Problem #8:  Raising a physically dead man to life is different than raising a spiritually dead man to life.  
This is huge.  While MacArthur focuses on what dead man can't do by analogy he ignores how dead men are made alive and this is absolutely his greatest error.  Jesus spoke to Lazarus and Lazarus heard his voice and was made alive.  This is how Jesus raised people from their physical death.

However Jesus made the spiritually dead alive not by simply calling their name out.  No indeed! There was only one way that Jesus could make man spiritually alive and that was through the cross and his subsequent resurrection from the dead.  Jesus made the spiritually dead people alive by dying on the cross and by rising from the dead.

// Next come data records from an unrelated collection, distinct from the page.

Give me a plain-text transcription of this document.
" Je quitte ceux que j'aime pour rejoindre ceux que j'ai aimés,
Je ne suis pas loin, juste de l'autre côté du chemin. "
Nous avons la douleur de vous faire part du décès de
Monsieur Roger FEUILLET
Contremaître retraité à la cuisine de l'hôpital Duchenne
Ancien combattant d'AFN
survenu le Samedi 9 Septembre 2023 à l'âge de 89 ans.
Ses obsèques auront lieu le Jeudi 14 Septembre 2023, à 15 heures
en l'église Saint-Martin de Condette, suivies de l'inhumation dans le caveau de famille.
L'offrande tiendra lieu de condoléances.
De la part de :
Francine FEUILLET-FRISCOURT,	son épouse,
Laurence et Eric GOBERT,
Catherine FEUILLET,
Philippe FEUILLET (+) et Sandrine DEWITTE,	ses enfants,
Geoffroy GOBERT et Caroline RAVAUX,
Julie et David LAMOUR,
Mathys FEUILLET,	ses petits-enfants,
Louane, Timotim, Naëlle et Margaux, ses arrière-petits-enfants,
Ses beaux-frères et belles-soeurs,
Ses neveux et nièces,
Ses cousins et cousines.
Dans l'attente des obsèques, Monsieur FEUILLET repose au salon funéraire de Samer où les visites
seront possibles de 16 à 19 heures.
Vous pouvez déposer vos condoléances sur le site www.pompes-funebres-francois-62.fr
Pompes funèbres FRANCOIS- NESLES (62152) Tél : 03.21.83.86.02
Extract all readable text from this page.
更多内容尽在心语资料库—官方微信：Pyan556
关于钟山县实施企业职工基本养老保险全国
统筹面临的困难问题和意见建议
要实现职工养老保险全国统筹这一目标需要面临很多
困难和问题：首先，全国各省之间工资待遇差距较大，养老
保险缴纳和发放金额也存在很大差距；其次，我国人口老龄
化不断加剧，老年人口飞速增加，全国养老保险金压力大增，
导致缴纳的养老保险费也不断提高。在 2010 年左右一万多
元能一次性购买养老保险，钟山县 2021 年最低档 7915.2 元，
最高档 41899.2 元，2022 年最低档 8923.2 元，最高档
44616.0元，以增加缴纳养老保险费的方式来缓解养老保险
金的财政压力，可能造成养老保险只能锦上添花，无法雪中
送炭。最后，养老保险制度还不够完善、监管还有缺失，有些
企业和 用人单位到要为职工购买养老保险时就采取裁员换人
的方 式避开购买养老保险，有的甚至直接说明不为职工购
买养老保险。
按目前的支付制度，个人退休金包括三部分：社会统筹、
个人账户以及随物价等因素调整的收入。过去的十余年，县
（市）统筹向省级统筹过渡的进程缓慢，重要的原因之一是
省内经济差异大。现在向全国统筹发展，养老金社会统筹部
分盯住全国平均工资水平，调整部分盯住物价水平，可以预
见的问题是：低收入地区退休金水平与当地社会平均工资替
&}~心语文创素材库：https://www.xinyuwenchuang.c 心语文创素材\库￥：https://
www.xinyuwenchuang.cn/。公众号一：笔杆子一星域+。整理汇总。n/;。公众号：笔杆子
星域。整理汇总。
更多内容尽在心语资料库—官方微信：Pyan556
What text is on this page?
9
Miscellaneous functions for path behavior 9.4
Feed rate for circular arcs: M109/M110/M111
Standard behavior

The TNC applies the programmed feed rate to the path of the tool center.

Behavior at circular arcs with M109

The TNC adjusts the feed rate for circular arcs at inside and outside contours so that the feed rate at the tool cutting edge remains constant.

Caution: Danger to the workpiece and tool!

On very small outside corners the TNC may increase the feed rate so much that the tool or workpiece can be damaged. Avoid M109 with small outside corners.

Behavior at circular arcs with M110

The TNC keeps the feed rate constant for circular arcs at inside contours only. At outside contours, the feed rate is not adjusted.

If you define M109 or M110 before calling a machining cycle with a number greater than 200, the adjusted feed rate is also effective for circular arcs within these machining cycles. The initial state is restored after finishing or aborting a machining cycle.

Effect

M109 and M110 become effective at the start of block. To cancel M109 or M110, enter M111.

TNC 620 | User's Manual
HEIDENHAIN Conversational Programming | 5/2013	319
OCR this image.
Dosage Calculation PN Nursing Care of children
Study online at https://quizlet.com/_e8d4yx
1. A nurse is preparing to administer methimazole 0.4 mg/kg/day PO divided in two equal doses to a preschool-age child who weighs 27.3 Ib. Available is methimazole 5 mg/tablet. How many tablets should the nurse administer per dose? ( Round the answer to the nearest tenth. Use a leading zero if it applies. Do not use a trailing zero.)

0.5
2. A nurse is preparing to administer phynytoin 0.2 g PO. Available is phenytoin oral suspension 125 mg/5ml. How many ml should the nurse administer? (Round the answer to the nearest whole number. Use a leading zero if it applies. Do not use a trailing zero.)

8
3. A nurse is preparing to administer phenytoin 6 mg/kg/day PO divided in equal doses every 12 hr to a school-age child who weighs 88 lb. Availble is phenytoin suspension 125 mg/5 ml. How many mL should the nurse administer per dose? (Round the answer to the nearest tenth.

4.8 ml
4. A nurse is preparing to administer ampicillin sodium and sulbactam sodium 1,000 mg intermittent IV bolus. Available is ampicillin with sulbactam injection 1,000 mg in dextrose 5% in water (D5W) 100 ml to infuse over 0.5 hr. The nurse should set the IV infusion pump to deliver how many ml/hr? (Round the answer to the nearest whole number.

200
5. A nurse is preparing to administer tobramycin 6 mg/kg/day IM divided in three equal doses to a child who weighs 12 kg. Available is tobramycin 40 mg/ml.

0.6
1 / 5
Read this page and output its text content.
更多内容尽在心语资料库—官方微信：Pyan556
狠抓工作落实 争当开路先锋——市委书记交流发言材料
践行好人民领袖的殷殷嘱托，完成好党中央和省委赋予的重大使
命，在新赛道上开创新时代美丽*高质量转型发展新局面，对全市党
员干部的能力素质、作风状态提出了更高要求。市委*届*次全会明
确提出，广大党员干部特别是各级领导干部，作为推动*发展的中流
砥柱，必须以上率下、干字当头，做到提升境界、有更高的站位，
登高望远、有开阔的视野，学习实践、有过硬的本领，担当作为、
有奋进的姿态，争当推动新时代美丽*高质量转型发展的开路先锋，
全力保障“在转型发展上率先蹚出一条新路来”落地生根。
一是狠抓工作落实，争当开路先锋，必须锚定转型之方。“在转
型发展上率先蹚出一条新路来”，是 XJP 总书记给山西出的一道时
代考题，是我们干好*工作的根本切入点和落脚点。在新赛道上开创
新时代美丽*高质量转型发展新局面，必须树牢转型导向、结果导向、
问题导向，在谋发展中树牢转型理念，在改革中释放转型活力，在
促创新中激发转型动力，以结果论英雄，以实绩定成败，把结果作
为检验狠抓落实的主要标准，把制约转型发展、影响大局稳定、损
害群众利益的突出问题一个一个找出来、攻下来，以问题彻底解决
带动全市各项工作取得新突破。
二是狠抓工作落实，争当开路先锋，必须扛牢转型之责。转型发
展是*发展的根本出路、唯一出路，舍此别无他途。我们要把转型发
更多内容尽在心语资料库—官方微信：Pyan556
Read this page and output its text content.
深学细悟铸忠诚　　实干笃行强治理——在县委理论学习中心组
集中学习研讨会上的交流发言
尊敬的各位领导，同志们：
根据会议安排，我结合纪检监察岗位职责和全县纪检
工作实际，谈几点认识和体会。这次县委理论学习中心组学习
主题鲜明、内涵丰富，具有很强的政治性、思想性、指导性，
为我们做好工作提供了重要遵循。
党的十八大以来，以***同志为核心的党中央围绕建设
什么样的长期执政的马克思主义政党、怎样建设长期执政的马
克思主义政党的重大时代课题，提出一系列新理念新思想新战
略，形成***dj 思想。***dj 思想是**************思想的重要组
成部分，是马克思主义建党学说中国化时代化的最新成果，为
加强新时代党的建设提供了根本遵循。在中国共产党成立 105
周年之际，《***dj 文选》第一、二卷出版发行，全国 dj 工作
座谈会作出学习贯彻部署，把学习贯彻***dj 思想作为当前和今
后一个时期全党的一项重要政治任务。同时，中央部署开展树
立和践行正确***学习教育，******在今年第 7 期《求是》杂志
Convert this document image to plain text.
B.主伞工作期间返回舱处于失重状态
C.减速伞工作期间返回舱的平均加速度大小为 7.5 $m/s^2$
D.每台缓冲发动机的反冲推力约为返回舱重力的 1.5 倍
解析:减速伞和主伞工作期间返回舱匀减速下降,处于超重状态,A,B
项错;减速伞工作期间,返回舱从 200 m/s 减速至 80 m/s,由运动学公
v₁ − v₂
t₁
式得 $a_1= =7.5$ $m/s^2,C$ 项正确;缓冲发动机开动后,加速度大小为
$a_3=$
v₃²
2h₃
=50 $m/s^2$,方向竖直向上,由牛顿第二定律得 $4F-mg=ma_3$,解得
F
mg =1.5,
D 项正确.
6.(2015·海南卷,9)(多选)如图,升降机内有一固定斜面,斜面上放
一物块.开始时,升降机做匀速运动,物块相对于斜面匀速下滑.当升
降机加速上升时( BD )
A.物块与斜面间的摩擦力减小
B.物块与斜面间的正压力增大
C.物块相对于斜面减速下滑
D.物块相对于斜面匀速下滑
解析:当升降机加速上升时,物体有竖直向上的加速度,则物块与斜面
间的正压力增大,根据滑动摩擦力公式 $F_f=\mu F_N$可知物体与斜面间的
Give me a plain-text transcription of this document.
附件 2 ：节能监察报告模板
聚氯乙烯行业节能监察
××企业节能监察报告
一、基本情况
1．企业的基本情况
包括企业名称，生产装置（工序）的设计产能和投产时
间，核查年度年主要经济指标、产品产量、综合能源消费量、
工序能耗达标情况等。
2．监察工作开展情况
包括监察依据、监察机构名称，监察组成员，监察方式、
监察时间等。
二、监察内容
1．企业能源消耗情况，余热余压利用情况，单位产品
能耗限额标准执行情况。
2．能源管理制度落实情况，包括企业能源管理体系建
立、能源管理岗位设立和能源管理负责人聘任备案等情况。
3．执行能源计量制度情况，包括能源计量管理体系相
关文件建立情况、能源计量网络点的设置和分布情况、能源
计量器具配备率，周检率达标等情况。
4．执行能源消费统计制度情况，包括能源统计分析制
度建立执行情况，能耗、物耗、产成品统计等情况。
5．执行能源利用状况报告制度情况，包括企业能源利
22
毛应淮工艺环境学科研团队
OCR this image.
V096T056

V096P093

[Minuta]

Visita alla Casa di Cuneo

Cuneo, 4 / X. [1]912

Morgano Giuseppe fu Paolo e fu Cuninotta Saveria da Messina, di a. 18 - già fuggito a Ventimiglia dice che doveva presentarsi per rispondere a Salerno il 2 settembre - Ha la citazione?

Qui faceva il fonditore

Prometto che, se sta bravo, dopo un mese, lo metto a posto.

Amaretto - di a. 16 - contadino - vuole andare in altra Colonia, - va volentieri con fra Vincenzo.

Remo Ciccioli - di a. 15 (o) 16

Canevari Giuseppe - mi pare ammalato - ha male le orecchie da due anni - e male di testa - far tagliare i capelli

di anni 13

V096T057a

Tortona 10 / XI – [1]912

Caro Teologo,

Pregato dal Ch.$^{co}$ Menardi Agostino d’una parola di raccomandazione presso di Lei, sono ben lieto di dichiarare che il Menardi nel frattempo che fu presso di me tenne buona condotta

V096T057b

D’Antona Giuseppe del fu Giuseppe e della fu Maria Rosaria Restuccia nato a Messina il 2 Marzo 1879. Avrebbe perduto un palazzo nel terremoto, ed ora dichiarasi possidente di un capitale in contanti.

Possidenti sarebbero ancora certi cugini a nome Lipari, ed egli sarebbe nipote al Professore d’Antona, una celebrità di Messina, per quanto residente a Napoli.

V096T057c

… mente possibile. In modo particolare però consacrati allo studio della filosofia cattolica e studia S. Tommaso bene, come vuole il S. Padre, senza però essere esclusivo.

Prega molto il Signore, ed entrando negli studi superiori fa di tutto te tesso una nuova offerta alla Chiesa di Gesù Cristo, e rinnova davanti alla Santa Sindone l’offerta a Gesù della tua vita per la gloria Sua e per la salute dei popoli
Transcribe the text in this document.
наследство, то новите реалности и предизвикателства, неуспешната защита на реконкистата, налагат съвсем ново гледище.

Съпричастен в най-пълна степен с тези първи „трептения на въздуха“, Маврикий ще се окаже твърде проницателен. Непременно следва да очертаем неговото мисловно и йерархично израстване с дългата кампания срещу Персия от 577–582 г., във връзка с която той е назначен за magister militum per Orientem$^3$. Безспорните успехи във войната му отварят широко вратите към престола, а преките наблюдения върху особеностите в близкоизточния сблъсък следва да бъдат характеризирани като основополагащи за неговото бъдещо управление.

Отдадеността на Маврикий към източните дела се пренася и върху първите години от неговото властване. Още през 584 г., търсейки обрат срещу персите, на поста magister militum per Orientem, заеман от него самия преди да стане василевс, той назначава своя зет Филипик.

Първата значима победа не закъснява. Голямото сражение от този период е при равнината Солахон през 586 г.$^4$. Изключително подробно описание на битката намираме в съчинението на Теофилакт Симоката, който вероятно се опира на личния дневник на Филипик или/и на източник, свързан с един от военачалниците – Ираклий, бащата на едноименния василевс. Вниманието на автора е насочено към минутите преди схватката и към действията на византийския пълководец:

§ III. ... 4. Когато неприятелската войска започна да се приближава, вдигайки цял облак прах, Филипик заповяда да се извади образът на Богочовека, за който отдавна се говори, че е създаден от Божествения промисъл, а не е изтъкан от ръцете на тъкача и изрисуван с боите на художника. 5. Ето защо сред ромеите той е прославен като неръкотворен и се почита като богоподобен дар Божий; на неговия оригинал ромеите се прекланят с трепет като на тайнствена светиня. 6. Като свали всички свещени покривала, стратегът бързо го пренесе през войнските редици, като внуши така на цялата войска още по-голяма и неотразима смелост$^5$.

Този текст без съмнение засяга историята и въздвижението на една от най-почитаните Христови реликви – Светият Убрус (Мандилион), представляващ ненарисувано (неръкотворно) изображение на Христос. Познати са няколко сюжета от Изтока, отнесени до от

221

I will say it again.  Stating that physically dead people are the same as spiritually dead people is pure folly because their being raised to life is very different.   Raising men from the dead physically is abundantly different then making spiritually dead people alive.  Otherwise Jesus would not have needed to go to the cross---he would have simply called us all by name and we would have all been made spiritually alive. There would have been no need for Jesus to die and pay for our sins if all he had to do was call us out from the dead by name.

Problem #9:  MacArthur and Calvinist's ignore the overwhelming scriptural view that man believes and then is saved.  This problem is Calvinism's biggest for it is simply undeniable that scripture is clear about believing before salvation:
Whoever believes and is baptized will be saved, but whoever does not believe will be condemned.  Mark 16:16
Those along the path are the ones who hear, and then the devil comes and takes away the word from their hearts, so that they may not believe and be saved. Luke 8:12                                                                                       
They replied, “Believe in the Lord Jesus, and you will be saved—you and your household.” Acts 15:11
If you declare with your mouth, “Jesus is Lord,” and believe in your heart that God raised him from the dead, you will be saved.  Romans 10:10
There are many other scriptures that communicate the same as the above.  It is patently clear that those who are born-again are those who believe first, then are saved and made alive.  Regeneration does not happen before faith!  There is no path for MacArthur's dead man theorem. The dead guy lie is a bridge to nowhere since it has no scriptural foundation and is sheer fantasy based on an illogical and unscriptural analogy.                                                                                
Bridge to Nowhere
                                                 


The whole premise that God first makes alive those who are dead and then they have the capacity to believe is pure poppycock and is not supported at all by scripture.  Don't believe the dead guy lie because it is simply dead philosophy.  Instead simply believe what the scripture says with great clarity dozens of times---man must believe in order to be saved.

The next time you hear someone quote their ideas from the "dead guy lie", stop them and tell them that the analogy has no validity.  Then either quote my problems above or send them to this blog.  It is important to pull down strongholds of false teaching that propagate another gospel.